BBC nature documentaries

July 26, 2021
BBC Nature Documentaries
Documentaries and films on once-lost masterpieces and one-off peculiarities

What is a cult album? Many different things - an undiscovered gem, a one-off peculiarity, a record that tanked commercially then became exalted, an established artist taking a left turn into weird town... all those, and others besides.

Below are just eight BBC broadcasts about albums you might loosely define as cult. Some were successes, some weren't, but they all have one specific thing in common - an extraordinary backstory.

1. Sir John Betjeman, Betjeman's Banana Blush

Over the decades, plenty of poets have released readings on what they'd probably call gramophone records, but Betjeman's Banana Blush is something quite different - an eccentric and very wonky pop album by the then-Poet Laureate. In this fascinating Radio 4 documentary, Jarvis Cocker explains how the record came to be, and how it won unlikely fans, including Suggs from Madness.

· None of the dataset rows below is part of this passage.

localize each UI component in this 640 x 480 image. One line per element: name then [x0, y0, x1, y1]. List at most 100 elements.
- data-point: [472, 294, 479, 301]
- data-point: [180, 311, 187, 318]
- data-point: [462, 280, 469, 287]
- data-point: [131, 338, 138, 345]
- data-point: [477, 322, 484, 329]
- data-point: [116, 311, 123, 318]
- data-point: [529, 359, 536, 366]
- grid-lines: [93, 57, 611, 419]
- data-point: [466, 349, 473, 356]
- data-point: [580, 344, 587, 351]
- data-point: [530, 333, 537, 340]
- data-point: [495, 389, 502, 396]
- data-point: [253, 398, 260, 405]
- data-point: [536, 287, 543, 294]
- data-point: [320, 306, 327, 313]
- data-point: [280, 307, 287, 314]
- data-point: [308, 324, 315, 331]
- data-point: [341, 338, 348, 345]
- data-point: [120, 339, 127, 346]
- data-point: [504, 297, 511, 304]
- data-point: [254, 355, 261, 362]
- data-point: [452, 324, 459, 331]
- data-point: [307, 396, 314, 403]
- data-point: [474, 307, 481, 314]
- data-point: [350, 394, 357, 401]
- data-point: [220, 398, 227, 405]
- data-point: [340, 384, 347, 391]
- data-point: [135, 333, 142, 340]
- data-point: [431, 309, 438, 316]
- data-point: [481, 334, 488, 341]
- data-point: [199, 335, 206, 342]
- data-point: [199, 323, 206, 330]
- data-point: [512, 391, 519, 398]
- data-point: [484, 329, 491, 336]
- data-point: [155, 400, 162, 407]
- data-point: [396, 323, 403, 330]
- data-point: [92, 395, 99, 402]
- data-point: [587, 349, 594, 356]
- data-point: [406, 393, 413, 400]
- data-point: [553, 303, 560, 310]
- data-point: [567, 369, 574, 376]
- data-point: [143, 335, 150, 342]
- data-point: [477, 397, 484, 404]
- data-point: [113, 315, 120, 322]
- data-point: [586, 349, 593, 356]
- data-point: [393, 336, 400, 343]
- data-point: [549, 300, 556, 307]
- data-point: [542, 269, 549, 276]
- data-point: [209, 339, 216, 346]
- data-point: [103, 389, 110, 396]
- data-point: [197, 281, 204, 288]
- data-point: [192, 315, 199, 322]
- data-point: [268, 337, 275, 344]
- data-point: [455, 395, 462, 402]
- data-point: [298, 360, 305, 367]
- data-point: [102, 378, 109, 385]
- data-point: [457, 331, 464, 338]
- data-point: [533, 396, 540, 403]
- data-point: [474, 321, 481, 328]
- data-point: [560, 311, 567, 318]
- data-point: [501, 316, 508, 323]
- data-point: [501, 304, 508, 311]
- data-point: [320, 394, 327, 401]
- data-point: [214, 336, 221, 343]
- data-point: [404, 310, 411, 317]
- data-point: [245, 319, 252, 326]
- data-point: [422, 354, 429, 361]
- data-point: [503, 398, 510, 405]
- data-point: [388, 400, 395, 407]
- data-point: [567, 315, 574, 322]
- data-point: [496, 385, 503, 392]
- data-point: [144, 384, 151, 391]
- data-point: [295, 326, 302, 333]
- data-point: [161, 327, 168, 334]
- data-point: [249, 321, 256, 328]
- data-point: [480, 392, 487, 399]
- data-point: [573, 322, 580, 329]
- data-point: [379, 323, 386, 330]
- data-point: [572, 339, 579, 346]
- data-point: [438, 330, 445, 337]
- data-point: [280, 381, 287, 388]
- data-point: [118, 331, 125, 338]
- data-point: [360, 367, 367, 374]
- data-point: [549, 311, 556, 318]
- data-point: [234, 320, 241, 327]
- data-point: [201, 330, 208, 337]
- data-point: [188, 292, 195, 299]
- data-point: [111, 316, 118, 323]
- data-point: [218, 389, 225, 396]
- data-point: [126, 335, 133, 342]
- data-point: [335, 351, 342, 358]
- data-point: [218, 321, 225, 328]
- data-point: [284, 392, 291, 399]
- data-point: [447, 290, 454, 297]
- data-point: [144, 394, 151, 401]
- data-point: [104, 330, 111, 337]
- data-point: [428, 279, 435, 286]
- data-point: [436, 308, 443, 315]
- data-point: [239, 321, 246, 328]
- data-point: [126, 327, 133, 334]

2. Linton Kwesi Johnson, Dread Beat An' Blood

Sometimes an album can define the spirit of its age like no other artform, and that's exactly what Linton Kwesi Johnson's debut, Dread Beat an' Blood, did in 1978. "It was an attempt to capture the anger and the hope of that particular generation to which I belonged - around the time when Mrs Thatcher was making her bid for power, " Linton explains here, and he did so by combining poetry and dub in a kind of update of what Jamaican reggae toasters had done before him. First broadcast in 2008, the Benjamin Zephaniah-presented documentary also asks: how much has changed since 1978?

3. Keith Moon, Two Sides Of The Moon

Predictably amusing scenes in this clip as The Who's Keith Moon tells The Old Grey Whistle Test's Bob Harris about his only solo album, Two Sides Of The Moon, which became notable not because of its great quality but for whom it had on it - Ringo Starr, Harry Nilsson, David Bowie, Spencer Davis and Dick Dale, among others. Even John Lennon gave Keith a song to record, Move Over Ms L.

4. The Damned, Machine Gun Etiquette

Last August, Steve Lamacq picked The Damned's third album for his 6 Music series Classic Album of the Day and not their better-known debut, Damned Damned Damned. That in itself tells you much about how the stature of Machine Gun Etiquette has grown over the years. Steve spoke to Damned co-founder Captain Sensible about his love of both noise and melody, and how the group managed to thrive without Brian James, who wrote their first two albums.